Traditional practitioners claim to balance the body's "life force" by
inserting needles (or using other modalities) where imaginary horizontal and
vertical lines ("meridians") meet on the surface of the body. These points are
said to represent various internal organs (some of which are nonexistent).
Some practitioners reject the pseudoscientific trappings and postulate that
pain relief occurs through mechanisms such as the production of endorphins. I
do not believe that acupuncture is cost-effective for any purpose or
influences the course of any organic disease.

 Homeopathy is based on the notion that symptoms can be cured by taking
infinitesimal amounts of substances that, in larger amounts, can produce
similar symptoms in healthy people. Homeopaths also claim that the more dilute
the remedy, the more powerful it is. Some "remedies" are said to be so dilute
that no molecule of the original substance remains, only an "essence" that
cures by bolstering the body's "vital force." I do not believe that
practitioners who prescribe only placebos can fit into a science-based health-
care team.

 Naturopathy is based on the belief that diseases are the body's effort to
purify itself and that cures result from enhancing the body's ability to heal
itself. Naturopathic treatments can include "natural food" diets, vitamins,
herbs, tissue minerals, cell salts, manipulation, massage, exercise,
diathermy, colonic enemas, acupuncture, and homeopathy. Like some
chiropractors, many naturopaths believe that virtually all diseases are within
the scope of their practice. I don't see how practitioners involved in so much
nonsense can fit into a science-based health-care team.

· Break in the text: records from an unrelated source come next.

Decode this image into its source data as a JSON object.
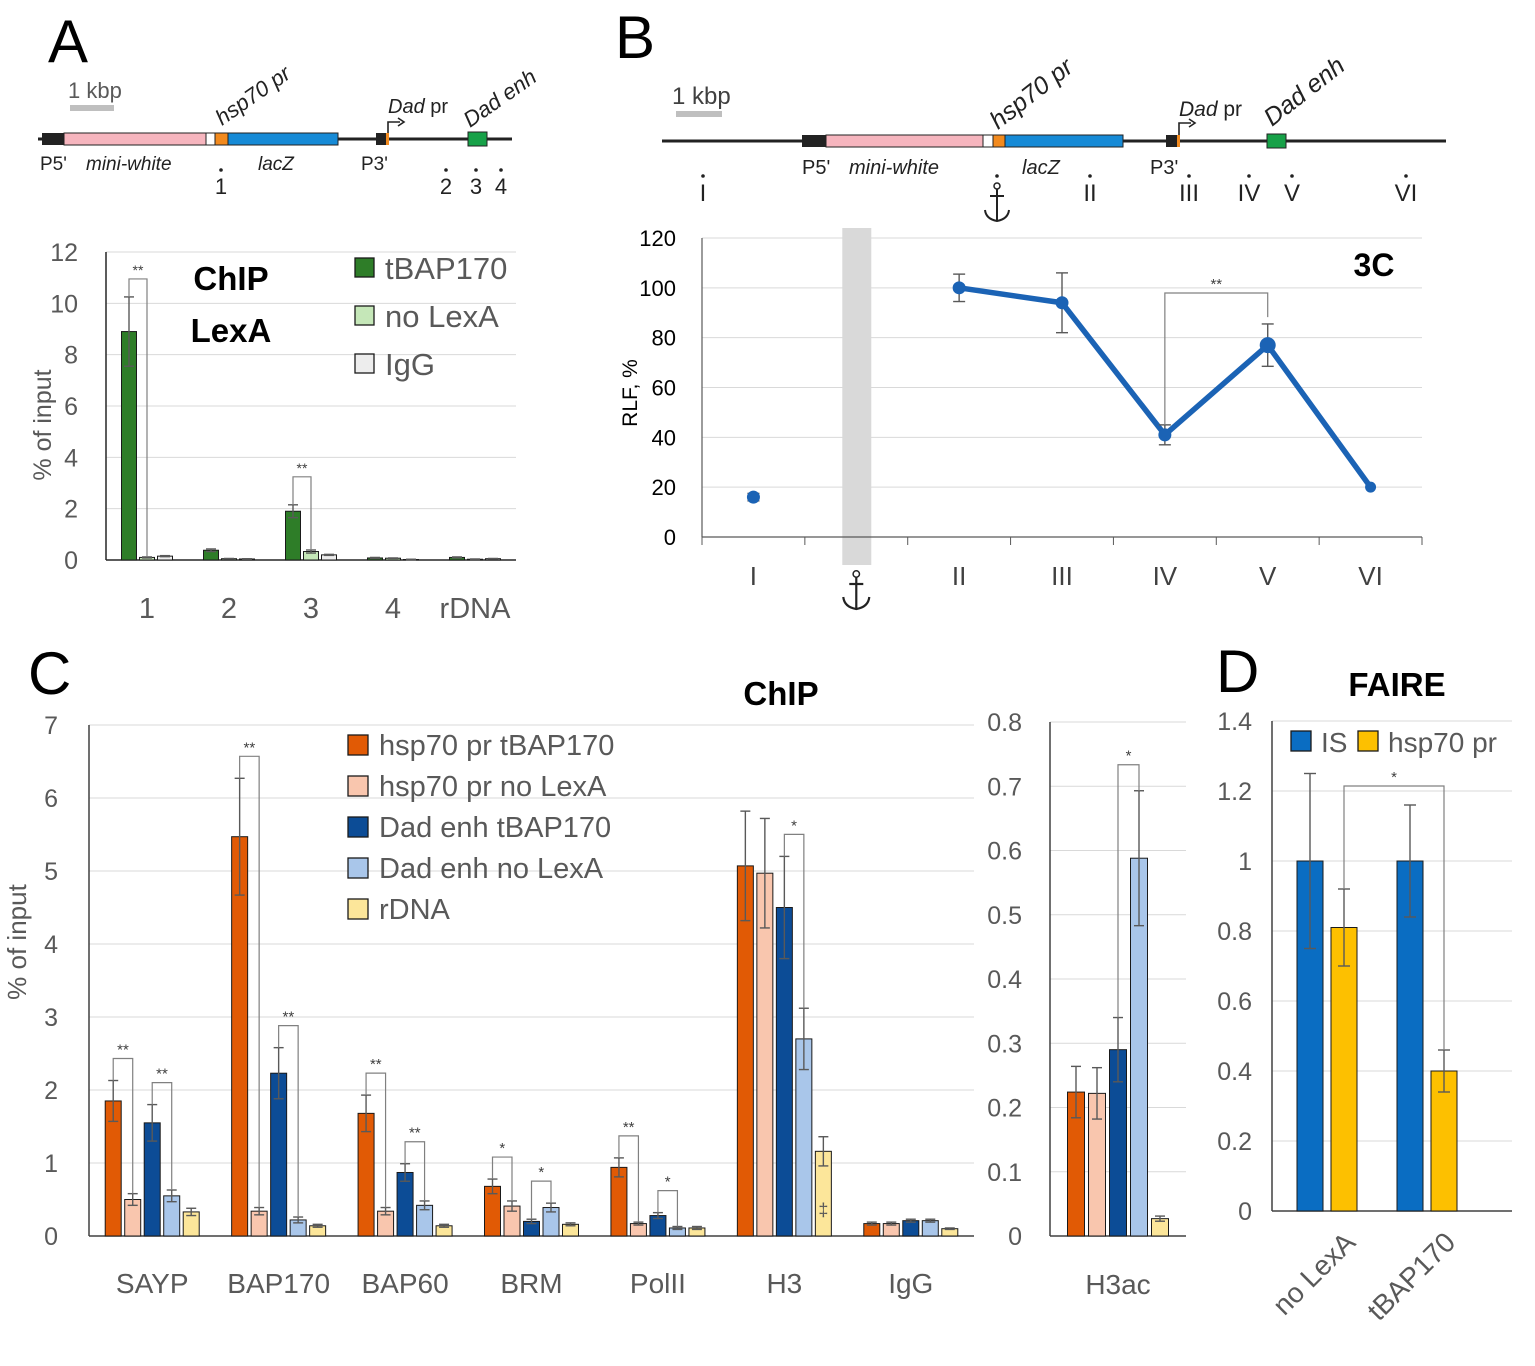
{
  "colors": {
    "dark_green": "#2E7D28",
    "light_green": "#C5E7B8",
    "light_gray": "#EDEDED",
    "orange": "#E15A05",
    "peach": "#F9C6AE",
    "navy": "#0C4C96",
    "light_blue": "#A9C6EA",
    "yellow_light": "#FCE69A",
    "blue": "#0A6DC2",
    "gold": "#FDC000",
    "line_blue": "#1B63B5",
    "construct_pink": "#F6B5BE",
    "construct_blue": "#168AD6",
    "construct_orange": "#F28A1E",
    "construct_green": "#17A148"
  },
  "panels": {
    "A": {
      "letter": "A"
    },
    "B": {
      "letter": "B"
    },
    "C": {
      "letter": "C"
    },
    "D": {
      "letter": "D"
    }
  },
  "construct": {
    "scale_label": "1 kbp",
    "hsp70": "hsp70 pr",
    "dad_pr_italic": "Dad",
    "dad_pr_rest": " pr",
    "dad_enh": "Dad enh",
    "p5": "P5'",
    "mini_white": "mini-white",
    "lacz": "lacZ",
    "p3": "P3'",
    "anchor_icon": "anchor-icon"
  },
  "chart_data": [
    {
      "id": "A",
      "type": "bar",
      "title": "ChIP",
      "subtitle": "LexA",
      "xlabel": "",
      "ylabel": "% of input",
      "ylim": [
        0,
        12
      ],
      "yticks": [
        "0",
        "2",
        "4",
        "6",
        "8",
        "10",
        "12"
      ],
      "categories": [
        "1",
        "2",
        "3",
        "4",
        "rDNA"
      ],
      "site_markers": [
        "1",
        "2",
        "3",
        "4"
      ],
      "series": [
        {
          "name": "tBAP170",
          "values": [
            8.9,
            0.38,
            1.9,
            0.08,
            0.1
          ],
          "errors": [
            1.35,
            0.05,
            0.25,
            0.02,
            0.02
          ]
        },
        {
          "name": "no LexA",
          "values": [
            0.1,
            0.05,
            0.33,
            0.07,
            0.03
          ],
          "errors": [
            0.02,
            0.01,
            0.06,
            0.01,
            0.01
          ]
        },
        {
          "name": "IgG",
          "values": [
            0.15,
            0.04,
            0.2,
            0.02,
            0.05
          ],
          "errors": [
            0.02,
            0.01,
            0.02,
            0.01,
            0.01
          ]
        }
      ],
      "significance": [
        {
          "category": "1",
          "label": "**"
        },
        {
          "category": "3",
          "label": "**"
        }
      ]
    },
    {
      "id": "B",
      "type": "line",
      "title": "3C",
      "xlabel": "",
      "ylabel": "RLF, %",
      "ylim": [
        0,
        120
      ],
      "yticks": [
        "0",
        "20",
        "40",
        "60",
        "80",
        "100",
        "120"
      ],
      "categories": [
        "I",
        "anchor",
        "II",
        "III",
        "IV",
        "V",
        "VI"
      ],
      "x_tick_labels": [
        "I",
        "II",
        "III",
        "IV",
        "V",
        "VI"
      ],
      "values": [
        16,
        null,
        100,
        94,
        41,
        77,
        20
      ],
      "errors": [
        1.5,
        null,
        5.5,
        12,
        4,
        8.5,
        0
      ],
      "significance": [
        {
          "from": "IV",
          "to": "V",
          "label": "**"
        }
      ],
      "site_markers": [
        "I",
        "II",
        "III",
        "IV",
        "V",
        "VI"
      ]
    },
    {
      "id": "C",
      "type": "bar",
      "title": "ChIP",
      "xlabel": "",
      "ylabel": "% of input",
      "ylim": [
        0,
        7
      ],
      "yticks": [
        "0",
        "1",
        "2",
        "3",
        "4",
        "5",
        "6",
        "7"
      ],
      "categories": [
        "SAYP",
        "BAP170",
        "BAP60",
        "BRM",
        "PolII",
        "H3",
        "IgG"
      ],
      "series": [
        {
          "name": "hsp70 pr tBAP170",
          "values": [
            1.85,
            5.47,
            1.68,
            0.68,
            0.94,
            5.07,
            0.17
          ],
          "errors": [
            0.28,
            0.8,
            0.25,
            0.1,
            0.13,
            0.75,
            0.02
          ]
        },
        {
          "name": "hsp70 pr no LexA",
          "values": [
            0.5,
            0.34,
            0.34,
            0.41,
            0.17,
            4.97,
            0.17
          ],
          "errors": [
            0.08,
            0.05,
            0.05,
            0.07,
            0.02,
            0.75,
            0.02
          ]
        },
        {
          "name": "Dad enh tBAP170",
          "values": [
            1.55,
            2.23,
            0.87,
            0.2,
            0.28,
            4.5,
            0.21
          ],
          "errors": [
            0.25,
            0.35,
            0.12,
            0.03,
            0.04,
            0.7,
            0.02
          ]
        },
        {
          "name": "Dad enh no LexA",
          "values": [
            0.55,
            0.22,
            0.42,
            0.39,
            0.11,
            2.7,
            0.21
          ],
          "errors": [
            0.08,
            0.04,
            0.06,
            0.06,
            0.02,
            0.42,
            0.02
          ]
        },
        {
          "name": "rDNA",
          "values": [
            0.33,
            0.14,
            0.14,
            0.16,
            0.11,
            1.16,
            0.1
          ],
          "errors": [
            0.05,
            0.02,
            0.02,
            0.02,
            0.02,
            0.2,
            0.01
          ]
        }
      ],
      "significance": [
        {
          "category": "SAYP",
          "pair": "hsp70 pr",
          "label": "**"
        },
        {
          "category": "SAYP",
          "pair": "Dad enh",
          "label": "**"
        },
        {
          "category": "BAP170",
          "pair": "hsp70 pr",
          "label": "**"
        },
        {
          "category": "BAP170",
          "pair": "Dad enh",
          "label": "**"
        },
        {
          "category": "BAP60",
          "pair": "hsp70 pr",
          "label": "**"
        },
        {
          "category": "BAP60",
          "pair": "Dad enh",
          "label": "**"
        },
        {
          "category": "BRM",
          "pair": "hsp70 pr",
          "label": "*"
        },
        {
          "category": "BRM",
          "pair": "Dad enh",
          "label": "*"
        },
        {
          "category": "PolII",
          "pair": "hsp70 pr",
          "label": "**"
        },
        {
          "category": "PolII",
          "pair": "Dad enh",
          "label": "*"
        },
        {
          "category": "H3",
          "pair": "Dad enh",
          "label": "*"
        }
      ]
    },
    {
      "id": "C-right",
      "type": "bar",
      "ylim": [
        0,
        0.8
      ],
      "yticks": [
        "0",
        "0.1",
        "0.2",
        "0.3",
        "0.4",
        "0.5",
        "0.6",
        "0.7",
        "0.8"
      ],
      "categories": [
        "H3ac"
      ],
      "series": [
        {
          "name": "hsp70 pr tBAP170",
          "values": [
            0.224
          ],
          "errors": [
            0.04
          ]
        },
        {
          "name": "hsp70 pr no LexA",
          "values": [
            0.222
          ],
          "errors": [
            0.04
          ]
        },
        {
          "name": "Dad enh tBAP170",
          "values": [
            0.29
          ],
          "errors": [
            0.05
          ]
        },
        {
          "name": "Dad enh no LexA",
          "values": [
            0.588
          ],
          "errors": [
            0.105
          ]
        },
        {
          "name": "rDNA",
          "values": [
            0.027
          ],
          "errors": [
            0.004
          ]
        }
      ],
      "significance": [
        {
          "category": "H3ac",
          "pair": "Dad enh",
          "label": "*"
        }
      ]
    },
    {
      "id": "D",
      "type": "bar",
      "title": "FAIRE",
      "ylim": [
        0,
        1.4
      ],
      "yticks": [
        "0",
        "0.2",
        "0.4",
        "0.6",
        "0.8",
        "1",
        "1.2",
        "1.4"
      ],
      "categories": [
        "no LexA",
        "tBAP170"
      ],
      "series": [
        {
          "name": "IS",
          "values": [
            1.0,
            1.0
          ],
          "errors": [
            0.25,
            0.16
          ]
        },
        {
          "name": "hsp70 pr",
          "values": [
            0.81,
            0.4
          ],
          "errors": [
            0.11,
            0.06
          ]
        }
      ],
      "significance": [
        {
          "from": "no LexA",
          "to": "tBAP170",
          "series": "hsp70 pr",
          "label": "*"
        }
      ]
    }
  ]
}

 Chiropractic encompasses a broad spectrum of practices related to the false
premise that spinal misalignments ("subluxations") are the cause, or
underlying cause, of most ailments. Chiropractic's founder postulated that the
body's "vital force," which he termed "Innate," expresses itself through the
nervous system. Chiropractors who cling strictly to this notion allege that
subluxations cause most illnesses by interfering with the flow of "nerve
energy" to body organs. Most chiropractors acknowledge the importance of other
factors in disease but tend to
 regard mechanical disturbances of the nervous system as an underlying cause.
Many chiropractors engage in unscientific diagnostic procedures, prescribe
inappropriate food supplements, and utilize homeopathic remedies. Small
percentages denounce chiropractic's basic dogmas, spurn its unscientific
practices, and confine their practice to musculoskeletal problems. Thus while
virtually all chiropractors manipulate the spine as their primary method of
treatment, their rationale and techniques vary considerably. Many homeopaths,
naturopaths, and chiropractors are lukewarm or opposed to immunization.

 Key Questions

 Can unscientific practitioners be subjected to utilization review and other
quality-control measures? Can practitioners immersed in "vital forces,"
"subluxations," and similar concepts provide high-quality care for their
patients? Should practitioners who oppose proven preventive measures be
permitted to practice within a managed-care setting? (Even worse, should they
be permitted to be their own gatekeepers?) If treatments are ineffective, is
there any evidence that allowing subscribers to use them will reduce the
overall cost of their health care?

 My answer to each of these questions is no.

 Reference

 1. Carey TS and others. The outcomes and costs of care for acute low back
pain among patients seen by primary care practitioners, chiropractors, and
orthopedic surgeons. New England Journal of Medicine 333:913-917, 1995.